Effect of TCDD on activation of members of the death receptor and the mitochondrial pathway. Wild-type mice were injected with 50 μg/kg TCDD (T) or the vehicle (V). Cell lysates were isolated from thymocytes 12 or 18 h posttreatment. A and B, Proteins (50 μg/lane) were resolved by SDS-PAGE gel electrophoresis and probed with Abs against anti-caspase-8, caspase-9, caspase-2, bid, bax, bcl-x_L, cytochrome c (cyt C), and Smac. As a loading control, blots were stripped and reprobed with β-actin Abs. C, Bands were quantified, normalized to β-actin, and expressed as the percentage change of the band density of the TCDD sample relative to the vehicle control sample.
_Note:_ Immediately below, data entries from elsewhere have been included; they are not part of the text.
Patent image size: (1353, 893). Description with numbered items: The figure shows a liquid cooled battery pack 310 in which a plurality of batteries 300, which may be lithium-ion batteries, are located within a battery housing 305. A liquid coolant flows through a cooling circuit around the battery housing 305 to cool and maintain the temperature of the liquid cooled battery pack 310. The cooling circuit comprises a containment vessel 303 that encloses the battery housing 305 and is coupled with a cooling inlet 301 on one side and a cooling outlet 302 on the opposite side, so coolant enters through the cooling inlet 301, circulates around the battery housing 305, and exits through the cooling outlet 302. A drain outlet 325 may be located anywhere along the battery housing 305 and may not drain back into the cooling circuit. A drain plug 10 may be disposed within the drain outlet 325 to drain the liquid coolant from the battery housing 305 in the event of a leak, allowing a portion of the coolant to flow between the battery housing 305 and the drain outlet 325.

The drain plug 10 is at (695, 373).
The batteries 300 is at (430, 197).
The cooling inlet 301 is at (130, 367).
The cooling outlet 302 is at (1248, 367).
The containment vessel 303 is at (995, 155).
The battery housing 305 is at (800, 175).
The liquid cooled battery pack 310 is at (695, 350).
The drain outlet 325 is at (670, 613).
Effect of TCDD on the Δψ_m of thymocytes. Thymocytes were obtained from wild-type mice treated with 50 μg/kg TCDD (T) or the vehicle (V) 6, 12, or 18 h posttreatment, and then stained with DIOC₆ to evaluate Δψ_m. Empty histograms represent thymocytes from vehicle-treated mice, whereas filled histograms represent thymocytes from TCDD-treated mice (A). Δψ_m was also measured in thymocytes exposed in vivo for 12 h with different doses of TCDD (1, 5, 10, 25, or 50 μg/kg) (B). Results are representative of at least three separate experiments.

Role of Bid in TCDD-induced apoptosis in the thymus. Wild-type (Bid^+/+) and Bid-deficient mice were injected with 50 μg/kg TCDD or the vehicle. Three days posttreatment, thymocytes were collected and used to determine thymic cellularity (A) and apoptosis (B). The bar diagrams represent data from five to six individual mice. Asterisks (∗) indicate statistically significant between TCDD-exposed thymocytes when compared with the vehicle controls within each group (p < 0.05).